Director Shapiro, best known for edgier Broadway fare like August: Osage County, for which she won a Tony, told Coveteur much the same.
“I said, ‘If you want to do this with a bunch of skinny white women, I’m not your person,’” she said. “That has nothing to do with the politics of the moment, that has to do with the reality of fashion and the reality of culture. I wanted it to look like the world that I move through, that my kids move through, and that my students move through.”
One challenge with refashioning a “woke" Prada as a glittery musical, as with other cinema hits from the ’80s to the aughts, is that Broadway’s overwhelming tourist audience expects to see what they saw at the movies, and the society that spawned Pretty Woman, Tootsie, Mrs. Doubtfire — all pretty much misfires in their Broadway musical translations in recent seasons — is long gone.
Fans who have seen early performances in Chicago are already kvetching on theatre chat board Broadway World over the fact that Leavel wears an ordinary black dress (OMG!) and shapeless red wig instead of the iconic white-tressed coif and lavish ensembles of Streep’s version.
But with WFH’s ever-increasing casualization of working wardrobes and the rise of streetwear and buzzy merch “drops,” even fashion itself has changed.

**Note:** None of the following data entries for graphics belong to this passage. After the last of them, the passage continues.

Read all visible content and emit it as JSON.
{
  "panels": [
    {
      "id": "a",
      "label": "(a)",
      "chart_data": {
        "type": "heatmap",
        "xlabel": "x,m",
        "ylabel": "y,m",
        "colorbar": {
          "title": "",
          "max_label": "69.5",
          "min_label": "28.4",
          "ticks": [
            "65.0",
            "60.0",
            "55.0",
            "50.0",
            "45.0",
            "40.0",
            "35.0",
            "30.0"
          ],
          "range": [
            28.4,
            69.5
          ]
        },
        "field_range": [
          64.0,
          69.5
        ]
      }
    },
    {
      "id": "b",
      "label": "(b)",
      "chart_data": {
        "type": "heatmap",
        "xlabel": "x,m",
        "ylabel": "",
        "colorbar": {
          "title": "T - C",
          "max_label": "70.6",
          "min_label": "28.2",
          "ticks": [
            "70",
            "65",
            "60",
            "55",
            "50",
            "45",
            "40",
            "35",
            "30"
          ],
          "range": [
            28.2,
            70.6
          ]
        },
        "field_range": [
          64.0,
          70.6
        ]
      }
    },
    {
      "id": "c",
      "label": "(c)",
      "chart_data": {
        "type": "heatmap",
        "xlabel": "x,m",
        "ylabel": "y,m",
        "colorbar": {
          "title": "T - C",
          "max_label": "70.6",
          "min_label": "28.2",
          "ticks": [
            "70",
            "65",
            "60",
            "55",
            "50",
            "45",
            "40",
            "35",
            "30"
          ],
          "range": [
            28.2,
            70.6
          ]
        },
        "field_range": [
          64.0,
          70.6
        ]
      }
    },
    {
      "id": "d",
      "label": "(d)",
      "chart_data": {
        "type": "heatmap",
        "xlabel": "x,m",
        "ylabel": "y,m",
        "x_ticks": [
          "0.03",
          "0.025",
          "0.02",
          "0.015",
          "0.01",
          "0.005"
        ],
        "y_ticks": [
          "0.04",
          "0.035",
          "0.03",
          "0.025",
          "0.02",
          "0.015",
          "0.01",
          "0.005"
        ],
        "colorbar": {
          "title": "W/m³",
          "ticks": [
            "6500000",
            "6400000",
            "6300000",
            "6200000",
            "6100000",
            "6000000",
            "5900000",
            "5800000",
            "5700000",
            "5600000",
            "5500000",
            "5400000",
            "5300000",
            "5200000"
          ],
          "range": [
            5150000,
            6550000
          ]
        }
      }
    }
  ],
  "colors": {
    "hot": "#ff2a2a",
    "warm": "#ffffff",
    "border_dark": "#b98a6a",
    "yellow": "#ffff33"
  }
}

The last time I looked, Wintour was wearing a dress from the Gucci x Adidas collab and Harper’s Bazaar’s current EIC Samira Nasr, a former stylist, is often photographed in blue jeans.

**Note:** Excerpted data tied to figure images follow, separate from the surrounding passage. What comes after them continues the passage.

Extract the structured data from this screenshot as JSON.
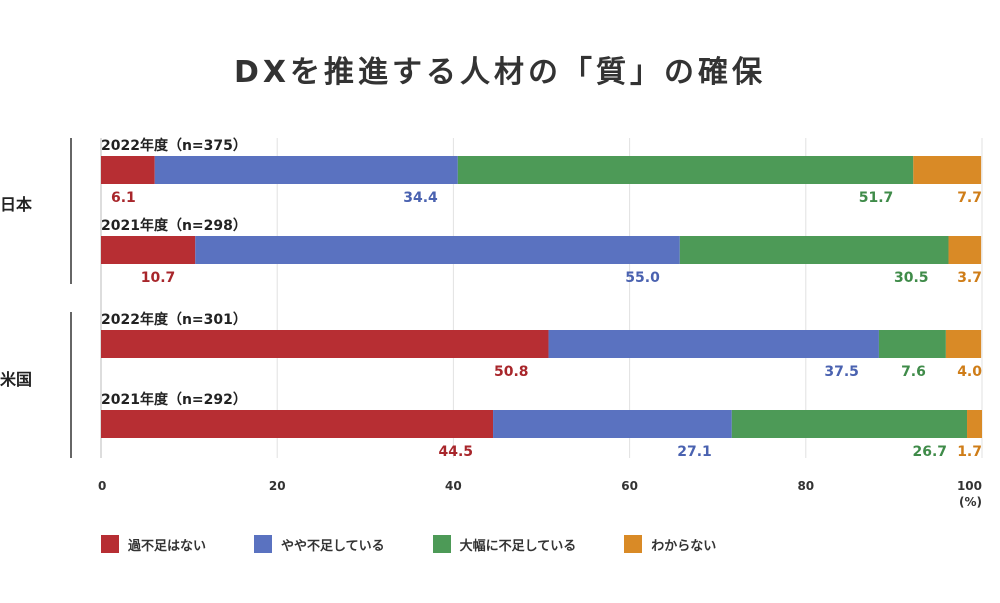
{
  "chart_data": {
    "type": "bar",
    "orientation": "horizontal",
    "stacked": true,
    "title": "DXを推進する人材の「質」の確保",
    "unit": "(%)",
    "xlim": [
      0,
      100
    ],
    "x_ticks": [
      0,
      20,
      40,
      60,
      80,
      100
    ],
    "grid": true,
    "legend_position": "bottom-left",
    "segment_labels": [
      "過不足はない",
      "やや不足している",
      "大幅に不足している",
      "わからない"
    ],
    "segment_colors": [
      "#b72e33",
      "#5a72c0",
      "#4d9a57",
      "#d98a26"
    ],
    "label_colors": [
      "#a8262b",
      "#4a62b0",
      "#3f8b49",
      "#cf7d18"
    ],
    "groups": [
      {
        "name": "日本",
        "bars": [
          {
            "label": "2022年度（n=375）",
            "values": [
              6.1,
              34.4,
              51.7,
              7.7
            ]
          },
          {
            "label": "2021年度（n=298）",
            "values": [
              10.7,
              55.0,
              30.5,
              3.7
            ]
          }
        ]
      },
      {
        "name": "米国",
        "bars": [
          {
            "label": "2022年度（n=301）",
            "values": [
              50.8,
              37.5,
              7.6,
              4.0
            ]
          },
          {
            "label": "2021年度（n=292）",
            "values": [
              44.5,
              27.1,
              26.7,
              1.7
            ]
          }
        ]
      }
    ]
  }
}
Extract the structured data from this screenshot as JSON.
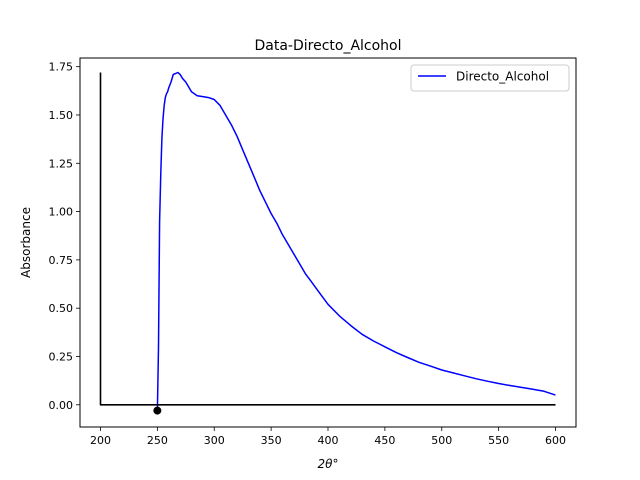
{
  "chart_data": {
    "type": "line",
    "title": "Data-Directo_Alcohol",
    "xlabel": "2θ°",
    "ylabel": "Absorbance",
    "xlim": [
      182.0,
      618.0
    ],
    "ylim": [
      -0.115,
      1.795
    ],
    "xticks": [
      200,
      250,
      300,
      350,
      400,
      450,
      500,
      550,
      600
    ],
    "xtick_labels": [
      "200",
      "250",
      "300",
      "350",
      "400",
      "450",
      "500",
      "550",
      "600"
    ],
    "yticks": [
      0.0,
      0.25,
      0.5,
      0.75,
      1.0,
      1.25,
      1.5,
      1.75
    ],
    "ytick_labels": [
      "0.00",
      "0.25",
      "0.50",
      "0.75",
      "1.00",
      "1.25",
      "1.50",
      "1.75"
    ],
    "grid": false,
    "legend_position": "top-right",
    "series": [
      {
        "name": "Directo_Alcohol",
        "color": "#0000ff",
        "x": [
          250,
          251,
          252,
          253,
          254,
          255,
          256,
          257,
          258,
          259,
          260,
          262,
          264,
          266,
          268,
          270,
          272,
          275,
          280,
          285,
          290,
          295,
          300,
          305,
          310,
          315,
          320,
          325,
          330,
          335,
          340,
          345,
          350,
          355,
          360,
          365,
          370,
          375,
          380,
          385,
          390,
          400,
          410,
          420,
          430,
          440,
          450,
          460,
          470,
          480,
          490,
          500,
          510,
          520,
          530,
          540,
          550,
          560,
          570,
          580,
          590,
          600
        ],
        "y": [
          -0.03,
          0.3,
          0.95,
          1.2,
          1.38,
          1.48,
          1.55,
          1.59,
          1.61,
          1.62,
          1.64,
          1.67,
          1.71,
          1.715,
          1.72,
          1.71,
          1.69,
          1.67,
          1.62,
          1.6,
          1.595,
          1.59,
          1.58,
          1.55,
          1.5,
          1.45,
          1.39,
          1.32,
          1.25,
          1.18,
          1.11,
          1.05,
          0.99,
          0.94,
          0.88,
          0.83,
          0.78,
          0.73,
          0.68,
          0.64,
          0.6,
          0.52,
          0.46,
          0.41,
          0.365,
          0.33,
          0.3,
          0.27,
          0.245,
          0.22,
          0.2,
          0.18,
          0.165,
          0.15,
          0.135,
          0.122,
          0.11,
          0.1,
          0.09,
          0.08,
          0.07,
          0.05
        ]
      },
      {
        "color": "#000000",
        "x": [
          200,
          200,
          250,
          600
        ],
        "y": [
          1.72,
          0.0,
          0.0,
          0.0
        ]
      }
    ],
    "points": [
      {
        "x": 250,
        "y": -0.03,
        "color": "#000000"
      }
    ]
  }
}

Nobody seems to be “in desperate need of Chanel,” to quote a line from the movie (except maybe the shoes and the bags).
Here’s hoping for the best. But as Diana Vreeland, the legendary editor of Vogue in the swinging ’60s, once said, “magazines are the places where people go to dream,” or something to that effect. I can’t help but wonder, though, with magazines largely irrelevant today and dreams in noticeably short supply, if this reworked Prada will be quite devilish enough.
THE MAN SKIRT STRIKES AGAIN
In my last column about the men’s fashion flex overtaking the red carpet, I mentioned Oscar Isaac turning up at a Moon Night premiere in a Thom Browne grey flannel blazer and matching pleated skirt (the actor also wore a Browne trompe l’oeil tuxedo with matching black skirt at the Met Gala), as well as Brad Pitt’s recently foray into the wilder shores of male style in his recent GQ cover layout (ha, maybe magazines aren’t dead!).
Well, Pitt raised the stakes with his Bullet Train European press tour when he wore a succession of unstructured linen looks that culminated in his stop in Berlin where he varied the jacket-shirt-pants formula by wearing a knee-length brown linen skirt instead (accessorized with combat boots, a rhinoceros tattoo on his shin and a gold David Yurman signet ring). I’m told his team reached out directly to little-known designer Haans Nicholas Mott for the succession of custom fits he featured. Queried about why he made that choice, the ever-chill Pitt explained simply, “The breeze, the breeze.”
U.N.: THE NEW RED CARPET?
I was a little surprised to get an email dispatch from the House of Dior that Prince Harry donned a suit by men’s designer Kim Jones when he addressed the United Nations General Assembly in New York this week on Nelson Mandela International Day this week: Prince Harry Duke of Sussex wore a Dior men’s collection navy wool peak lapel suit. These press releases are business-as-usual for award shows and other appearances by celebrities — especially if they are paid ambassadors for a fashion house — but clothing worn by royalty doesn’t usually get the same kind of attention.